De la Hoya ha demostrado ser uno de los mejores púgiles del orbe libra por libra, pese a las derrotas que sufrió en años anteriores frente a Félix “Tito” Trinidad y Shane Mosley. Sin embargo, continúa como uno de los más grandes imanes de atracción, capaz de despertar el interés de millones fuera y dentro de Estados Unidos.
Según se informó ayer, el promotor estadounidense Bob Arum dio por un hecho este interesante combate, que se realizará a inicios de mayo en el Hotel Mandalay Bay de Las Vegas, Nevada.
Pero aunque no dio a conocer la cantidad de dinero que ganarán ambos peleadores, desde antes se maneja la posibilidad que De la Hoya devengue una bolsa de 20 millones de dólares, contra 6 de Vargas, más ganancias extras por la transmisión del PPV (Pago por evento).
En su último combate, De la Hoya no tuvo problemas para superar al español Javier Castillejo, entonces campeón súper welter del CMB. En cambio, Vargas liquidó a José “Chibata” Flores, para adjudicarse el título vacante de la AMB.
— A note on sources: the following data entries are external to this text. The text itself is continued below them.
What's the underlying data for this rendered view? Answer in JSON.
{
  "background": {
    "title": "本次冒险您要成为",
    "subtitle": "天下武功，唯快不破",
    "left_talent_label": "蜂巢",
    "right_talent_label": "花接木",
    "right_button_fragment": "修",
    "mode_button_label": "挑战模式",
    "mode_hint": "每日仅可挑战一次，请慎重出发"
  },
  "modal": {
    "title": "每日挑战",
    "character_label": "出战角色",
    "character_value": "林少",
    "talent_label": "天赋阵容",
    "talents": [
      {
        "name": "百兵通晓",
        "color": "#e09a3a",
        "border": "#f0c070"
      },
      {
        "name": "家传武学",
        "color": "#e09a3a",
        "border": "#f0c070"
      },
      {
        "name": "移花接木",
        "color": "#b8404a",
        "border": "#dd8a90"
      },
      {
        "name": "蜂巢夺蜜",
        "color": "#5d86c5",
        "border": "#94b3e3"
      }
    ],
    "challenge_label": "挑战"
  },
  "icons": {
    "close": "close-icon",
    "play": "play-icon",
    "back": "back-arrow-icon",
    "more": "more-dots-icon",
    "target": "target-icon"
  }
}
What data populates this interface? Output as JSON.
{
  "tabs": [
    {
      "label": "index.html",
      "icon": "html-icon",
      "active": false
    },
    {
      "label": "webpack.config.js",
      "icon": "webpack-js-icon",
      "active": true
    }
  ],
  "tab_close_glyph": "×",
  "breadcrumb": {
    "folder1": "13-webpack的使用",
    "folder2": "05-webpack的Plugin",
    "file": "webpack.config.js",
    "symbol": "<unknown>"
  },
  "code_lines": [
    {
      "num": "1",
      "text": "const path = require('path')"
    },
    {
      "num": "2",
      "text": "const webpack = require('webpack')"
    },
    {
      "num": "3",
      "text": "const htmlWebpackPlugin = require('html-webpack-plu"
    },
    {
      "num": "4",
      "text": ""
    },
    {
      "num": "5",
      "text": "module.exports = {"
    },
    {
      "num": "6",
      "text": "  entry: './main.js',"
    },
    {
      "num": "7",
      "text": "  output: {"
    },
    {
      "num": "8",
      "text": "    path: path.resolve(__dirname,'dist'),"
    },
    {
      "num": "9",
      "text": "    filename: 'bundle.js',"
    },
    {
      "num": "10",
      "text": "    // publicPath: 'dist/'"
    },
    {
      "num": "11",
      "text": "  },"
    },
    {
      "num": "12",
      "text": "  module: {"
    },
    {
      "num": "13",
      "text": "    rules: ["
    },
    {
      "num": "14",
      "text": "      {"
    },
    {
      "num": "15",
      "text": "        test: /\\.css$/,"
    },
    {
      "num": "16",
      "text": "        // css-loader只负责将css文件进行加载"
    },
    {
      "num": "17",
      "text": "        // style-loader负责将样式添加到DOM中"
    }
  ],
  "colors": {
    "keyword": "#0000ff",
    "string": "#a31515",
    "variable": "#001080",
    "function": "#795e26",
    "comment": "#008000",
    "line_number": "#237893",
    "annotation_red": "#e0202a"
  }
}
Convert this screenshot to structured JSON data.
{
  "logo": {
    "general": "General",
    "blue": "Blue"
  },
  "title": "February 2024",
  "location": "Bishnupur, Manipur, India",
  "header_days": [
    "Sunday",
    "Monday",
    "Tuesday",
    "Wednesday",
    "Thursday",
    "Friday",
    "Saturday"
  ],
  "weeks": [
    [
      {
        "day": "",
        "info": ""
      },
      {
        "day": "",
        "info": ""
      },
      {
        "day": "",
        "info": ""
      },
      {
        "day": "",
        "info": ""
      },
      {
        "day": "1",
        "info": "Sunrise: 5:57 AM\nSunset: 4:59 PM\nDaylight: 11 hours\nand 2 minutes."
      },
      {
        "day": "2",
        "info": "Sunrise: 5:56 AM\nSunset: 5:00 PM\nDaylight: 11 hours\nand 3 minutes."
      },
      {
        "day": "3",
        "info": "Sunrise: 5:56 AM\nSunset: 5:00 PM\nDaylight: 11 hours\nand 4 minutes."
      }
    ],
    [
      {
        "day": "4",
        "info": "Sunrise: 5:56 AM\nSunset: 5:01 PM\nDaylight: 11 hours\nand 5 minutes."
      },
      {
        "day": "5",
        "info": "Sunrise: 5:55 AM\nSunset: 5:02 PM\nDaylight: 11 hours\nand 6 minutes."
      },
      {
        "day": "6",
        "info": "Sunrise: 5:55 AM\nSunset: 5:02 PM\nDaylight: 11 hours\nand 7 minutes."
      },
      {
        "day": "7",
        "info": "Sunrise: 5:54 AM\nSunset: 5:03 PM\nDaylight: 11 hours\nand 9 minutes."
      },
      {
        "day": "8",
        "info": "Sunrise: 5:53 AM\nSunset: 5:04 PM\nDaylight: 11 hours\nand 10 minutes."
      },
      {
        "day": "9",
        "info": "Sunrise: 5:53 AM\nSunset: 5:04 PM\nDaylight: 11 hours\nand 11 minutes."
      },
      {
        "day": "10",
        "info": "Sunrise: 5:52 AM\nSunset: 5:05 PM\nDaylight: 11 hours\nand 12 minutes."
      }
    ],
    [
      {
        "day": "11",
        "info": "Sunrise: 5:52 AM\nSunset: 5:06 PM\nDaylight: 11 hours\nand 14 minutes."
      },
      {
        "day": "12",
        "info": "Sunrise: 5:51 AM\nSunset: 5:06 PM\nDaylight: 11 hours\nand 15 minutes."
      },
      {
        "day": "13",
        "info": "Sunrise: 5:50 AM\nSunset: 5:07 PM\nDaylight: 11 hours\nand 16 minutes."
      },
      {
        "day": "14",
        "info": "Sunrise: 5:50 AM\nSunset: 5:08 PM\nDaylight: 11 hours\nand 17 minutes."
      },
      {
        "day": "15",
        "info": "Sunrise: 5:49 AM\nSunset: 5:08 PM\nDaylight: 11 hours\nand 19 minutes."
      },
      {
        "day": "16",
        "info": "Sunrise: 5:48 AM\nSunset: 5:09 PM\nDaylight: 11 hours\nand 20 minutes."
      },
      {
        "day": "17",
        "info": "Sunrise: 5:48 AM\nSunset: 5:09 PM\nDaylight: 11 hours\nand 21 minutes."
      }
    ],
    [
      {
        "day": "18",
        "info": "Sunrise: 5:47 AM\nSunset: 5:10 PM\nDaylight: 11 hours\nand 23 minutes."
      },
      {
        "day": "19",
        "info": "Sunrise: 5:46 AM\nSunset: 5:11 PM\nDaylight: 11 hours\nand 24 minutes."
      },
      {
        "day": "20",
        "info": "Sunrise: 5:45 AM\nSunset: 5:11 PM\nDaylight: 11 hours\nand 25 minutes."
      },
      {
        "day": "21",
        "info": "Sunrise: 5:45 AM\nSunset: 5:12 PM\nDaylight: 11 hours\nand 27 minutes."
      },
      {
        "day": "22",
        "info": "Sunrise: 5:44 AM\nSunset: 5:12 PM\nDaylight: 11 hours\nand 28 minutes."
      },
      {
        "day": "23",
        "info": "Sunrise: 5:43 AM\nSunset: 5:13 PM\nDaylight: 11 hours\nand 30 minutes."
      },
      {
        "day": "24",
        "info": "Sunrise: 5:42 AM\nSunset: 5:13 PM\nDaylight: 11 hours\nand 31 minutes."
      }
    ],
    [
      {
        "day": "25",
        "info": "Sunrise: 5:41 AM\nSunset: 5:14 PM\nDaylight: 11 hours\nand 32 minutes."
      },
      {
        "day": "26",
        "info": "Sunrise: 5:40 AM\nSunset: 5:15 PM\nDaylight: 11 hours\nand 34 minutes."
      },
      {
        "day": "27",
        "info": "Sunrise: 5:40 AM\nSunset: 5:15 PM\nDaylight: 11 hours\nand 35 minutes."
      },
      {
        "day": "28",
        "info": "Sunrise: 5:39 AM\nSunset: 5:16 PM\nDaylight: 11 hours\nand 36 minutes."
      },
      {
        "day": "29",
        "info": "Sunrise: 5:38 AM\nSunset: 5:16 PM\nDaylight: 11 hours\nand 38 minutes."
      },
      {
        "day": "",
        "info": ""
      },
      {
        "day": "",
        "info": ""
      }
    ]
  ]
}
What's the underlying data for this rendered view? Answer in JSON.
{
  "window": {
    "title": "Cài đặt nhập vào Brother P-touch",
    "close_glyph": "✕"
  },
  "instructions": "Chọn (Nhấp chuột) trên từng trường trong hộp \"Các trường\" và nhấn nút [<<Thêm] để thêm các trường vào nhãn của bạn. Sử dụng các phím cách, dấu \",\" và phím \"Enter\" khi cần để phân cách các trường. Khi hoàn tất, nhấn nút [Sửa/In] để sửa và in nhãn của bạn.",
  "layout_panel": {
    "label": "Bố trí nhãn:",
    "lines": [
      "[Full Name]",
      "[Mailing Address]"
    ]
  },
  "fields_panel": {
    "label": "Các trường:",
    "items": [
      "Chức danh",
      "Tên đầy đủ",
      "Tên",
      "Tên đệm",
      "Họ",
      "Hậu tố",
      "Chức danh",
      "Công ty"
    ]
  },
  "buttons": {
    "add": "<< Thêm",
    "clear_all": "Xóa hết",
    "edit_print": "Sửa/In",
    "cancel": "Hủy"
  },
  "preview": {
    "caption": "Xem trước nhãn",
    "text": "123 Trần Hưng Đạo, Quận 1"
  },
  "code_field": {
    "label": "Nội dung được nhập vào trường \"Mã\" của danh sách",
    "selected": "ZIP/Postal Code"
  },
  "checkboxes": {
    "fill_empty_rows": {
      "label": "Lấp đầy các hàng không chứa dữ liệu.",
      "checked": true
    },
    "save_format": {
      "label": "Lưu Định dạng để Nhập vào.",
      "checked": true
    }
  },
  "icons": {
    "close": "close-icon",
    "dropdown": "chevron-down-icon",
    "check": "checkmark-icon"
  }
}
Otro de los aspectos interesantes de este pleito, es que el ganador podría enfrentarse en un tiempo no muy lejano al boricua “Tito” Trinidad, quien confirmó su regresó después del estrepitoso revés de septiembre pasado ante el estadounidense Bernard Hopkins.
El regreso de Trinidad al boxeo estaba en duda debido a esa dolorosa derrota que acabó con su invicto. Además, es un campeón con una estimable fortuna económica en el banco suficiente para vivir el resto de su vida.
Sin embargo, Trinidad regresa primero para enfrentarse con el ganador del choque de Armand Krajnc y Harry Simon, por el título súper welter de la OMB, para después verse las caras con el vencedor de Vargas-De la Hoya, peleadores a quienes ya superó en su debido momento.
Seguidamente buscaría la revancha con Hopkins para limpiarse la cara de la derrota, sin duda alguna uno de los mayores impactos pugilísticos del 2001.